On Wednesday, Nov. 26, the Cristo Rey Jesuit community gathered for our annual Thanksgiving prayer service. Junior Neil Mattei Jr. addressed the school and shared his thoughts on the events in Ferguson, Missouri. He also challenged his fellow students to be “peacemakers and problem solvers of society.” Here are his remarks:
As most of you should know, Monday night around 9:15 in Ferguson the decision was made that police officer Darren Wilson would not face any charges for the murder of Michael Brown. Michael Brown was fatally shot on August 9, 2014 for a suspected robbery of a nearby convenience store. He was only 18 years old.
As [the students who spoke before me] just said, in order to work for justice we must stop being afraid to do what’s right and we should be grateful for our voices, which are our greatest tool. That is why I stand here today.
Injustices like the tragedy in Ferguson are very important and should not be taken lightly. As a society it seems that the value of one’s own life has become meaningless. Every life on earth is important and people need to realize this. We cannot expect others to value our lives unless we value our own. This means that we must understand that our presence on earth is important, and that everything we think, say, and do matters to the world.
We must first recognize and then live up to our potential, and become the peacemakers and problem solvers of society. It is our job to fight for each other and against the injustices in the society we live in. In order to do this, we must be a part of the solution and not be the cause of more problems. We must better ourselves individually so that as a community we can come together and work for a common cause.
Ferguson should not be forgotten, instead we must use our knowledge about everything that has happened as motivation to prevent issues like this in the future. It is wrong of us to look at the events in St. Louis and shake our heads and talk about them without any action in our own lives.

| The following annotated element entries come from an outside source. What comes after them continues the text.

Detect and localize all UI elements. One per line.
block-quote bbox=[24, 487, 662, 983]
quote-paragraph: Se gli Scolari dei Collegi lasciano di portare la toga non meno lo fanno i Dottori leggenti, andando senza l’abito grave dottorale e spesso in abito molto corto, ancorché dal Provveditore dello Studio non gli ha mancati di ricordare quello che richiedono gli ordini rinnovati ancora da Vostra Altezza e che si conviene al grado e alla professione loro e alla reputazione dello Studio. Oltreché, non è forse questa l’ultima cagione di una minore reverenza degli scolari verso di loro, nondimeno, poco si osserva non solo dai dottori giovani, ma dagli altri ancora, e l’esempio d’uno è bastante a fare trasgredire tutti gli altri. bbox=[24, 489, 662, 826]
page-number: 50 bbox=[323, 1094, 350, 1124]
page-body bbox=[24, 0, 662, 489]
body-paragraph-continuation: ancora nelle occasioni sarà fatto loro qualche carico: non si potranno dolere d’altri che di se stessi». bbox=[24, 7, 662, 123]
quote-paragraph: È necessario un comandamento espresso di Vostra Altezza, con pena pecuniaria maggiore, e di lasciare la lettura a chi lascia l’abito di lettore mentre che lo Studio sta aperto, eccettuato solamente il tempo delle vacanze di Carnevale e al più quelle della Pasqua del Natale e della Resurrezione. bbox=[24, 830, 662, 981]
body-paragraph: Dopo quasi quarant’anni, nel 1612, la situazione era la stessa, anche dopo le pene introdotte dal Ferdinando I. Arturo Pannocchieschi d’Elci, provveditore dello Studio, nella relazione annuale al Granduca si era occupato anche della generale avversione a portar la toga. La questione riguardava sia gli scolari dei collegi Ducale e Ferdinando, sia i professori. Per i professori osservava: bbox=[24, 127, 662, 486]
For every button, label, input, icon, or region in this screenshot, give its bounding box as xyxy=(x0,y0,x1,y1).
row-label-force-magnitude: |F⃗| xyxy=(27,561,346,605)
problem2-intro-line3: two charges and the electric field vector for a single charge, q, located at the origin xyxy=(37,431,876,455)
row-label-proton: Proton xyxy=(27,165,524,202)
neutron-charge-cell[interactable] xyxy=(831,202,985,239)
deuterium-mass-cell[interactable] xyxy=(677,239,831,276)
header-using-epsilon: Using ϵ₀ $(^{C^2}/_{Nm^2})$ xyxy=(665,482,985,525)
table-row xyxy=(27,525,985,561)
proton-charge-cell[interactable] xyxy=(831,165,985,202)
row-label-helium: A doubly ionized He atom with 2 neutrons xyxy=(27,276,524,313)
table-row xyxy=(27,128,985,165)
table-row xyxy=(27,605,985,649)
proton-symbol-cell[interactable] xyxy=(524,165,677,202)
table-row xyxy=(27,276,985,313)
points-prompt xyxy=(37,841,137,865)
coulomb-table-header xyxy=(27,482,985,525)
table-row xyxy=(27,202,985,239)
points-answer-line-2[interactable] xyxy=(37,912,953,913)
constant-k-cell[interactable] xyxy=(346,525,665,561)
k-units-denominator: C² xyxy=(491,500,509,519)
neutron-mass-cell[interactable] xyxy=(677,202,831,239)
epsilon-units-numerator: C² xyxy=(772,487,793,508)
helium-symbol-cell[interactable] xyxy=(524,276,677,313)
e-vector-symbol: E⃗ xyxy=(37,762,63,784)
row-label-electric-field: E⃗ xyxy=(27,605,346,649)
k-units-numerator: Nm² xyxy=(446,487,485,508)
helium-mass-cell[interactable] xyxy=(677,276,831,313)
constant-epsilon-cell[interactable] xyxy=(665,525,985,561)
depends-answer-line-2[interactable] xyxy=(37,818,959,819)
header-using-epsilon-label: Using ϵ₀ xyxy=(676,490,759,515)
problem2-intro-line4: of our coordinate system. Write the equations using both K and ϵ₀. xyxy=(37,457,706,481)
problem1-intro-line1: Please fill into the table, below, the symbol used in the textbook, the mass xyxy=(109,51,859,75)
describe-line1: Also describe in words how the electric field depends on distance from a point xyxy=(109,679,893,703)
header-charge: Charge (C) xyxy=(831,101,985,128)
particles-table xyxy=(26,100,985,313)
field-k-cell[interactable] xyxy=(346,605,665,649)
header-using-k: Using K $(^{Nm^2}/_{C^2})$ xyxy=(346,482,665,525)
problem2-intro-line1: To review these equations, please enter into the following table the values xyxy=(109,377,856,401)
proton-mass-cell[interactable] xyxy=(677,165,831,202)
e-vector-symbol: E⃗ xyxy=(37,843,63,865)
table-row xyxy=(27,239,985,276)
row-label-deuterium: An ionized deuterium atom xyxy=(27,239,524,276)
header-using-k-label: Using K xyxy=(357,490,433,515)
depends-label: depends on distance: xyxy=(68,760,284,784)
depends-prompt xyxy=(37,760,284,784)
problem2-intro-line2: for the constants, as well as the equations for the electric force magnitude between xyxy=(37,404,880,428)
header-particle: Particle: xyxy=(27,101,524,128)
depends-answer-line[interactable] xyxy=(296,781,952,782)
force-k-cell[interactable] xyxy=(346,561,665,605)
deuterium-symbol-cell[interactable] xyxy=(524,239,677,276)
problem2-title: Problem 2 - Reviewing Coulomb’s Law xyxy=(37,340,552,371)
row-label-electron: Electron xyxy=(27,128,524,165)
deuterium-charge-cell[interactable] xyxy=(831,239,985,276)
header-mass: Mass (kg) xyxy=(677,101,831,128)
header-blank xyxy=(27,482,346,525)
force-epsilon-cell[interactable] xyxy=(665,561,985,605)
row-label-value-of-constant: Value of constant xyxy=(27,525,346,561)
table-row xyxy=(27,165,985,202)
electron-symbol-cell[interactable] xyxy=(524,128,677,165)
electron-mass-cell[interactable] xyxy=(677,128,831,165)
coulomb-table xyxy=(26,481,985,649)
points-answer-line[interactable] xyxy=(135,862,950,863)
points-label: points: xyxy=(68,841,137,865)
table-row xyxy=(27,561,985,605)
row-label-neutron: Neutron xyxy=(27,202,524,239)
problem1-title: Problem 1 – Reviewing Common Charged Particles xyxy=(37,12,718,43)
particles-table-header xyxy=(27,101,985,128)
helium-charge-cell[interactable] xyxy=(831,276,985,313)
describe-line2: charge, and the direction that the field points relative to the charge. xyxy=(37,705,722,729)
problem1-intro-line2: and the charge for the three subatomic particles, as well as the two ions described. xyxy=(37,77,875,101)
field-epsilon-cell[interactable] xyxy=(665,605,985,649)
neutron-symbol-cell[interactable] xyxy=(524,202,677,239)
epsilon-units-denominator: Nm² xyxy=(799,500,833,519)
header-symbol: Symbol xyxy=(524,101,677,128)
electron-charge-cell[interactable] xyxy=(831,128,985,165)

Everyone in this room can do something about the injustices in our world. We are the next generation of leaders, and we don’t have to wait until we are adults to do something about the problem. It’s the little actions in each of our lives that become big solutions for society.
I encourage each of you to think about how much you value your own lives and the lives of those around you. During the Thanksgiving season we should be grateful for ourselves and for our unique gifts. We must also give thanks for our community. Finally, we should do as we did today and pray for people like Mike Brown and his family. We cannot separate ourselves from this issue because, God forbid, who is to say that the next Michael Brown isn’t me or you?
So, as I close, I want each of you to understand that issues like the one in St. Louis should continue to be taken seriously by everyone and that as a community we can make a difference in society through our everyday actions.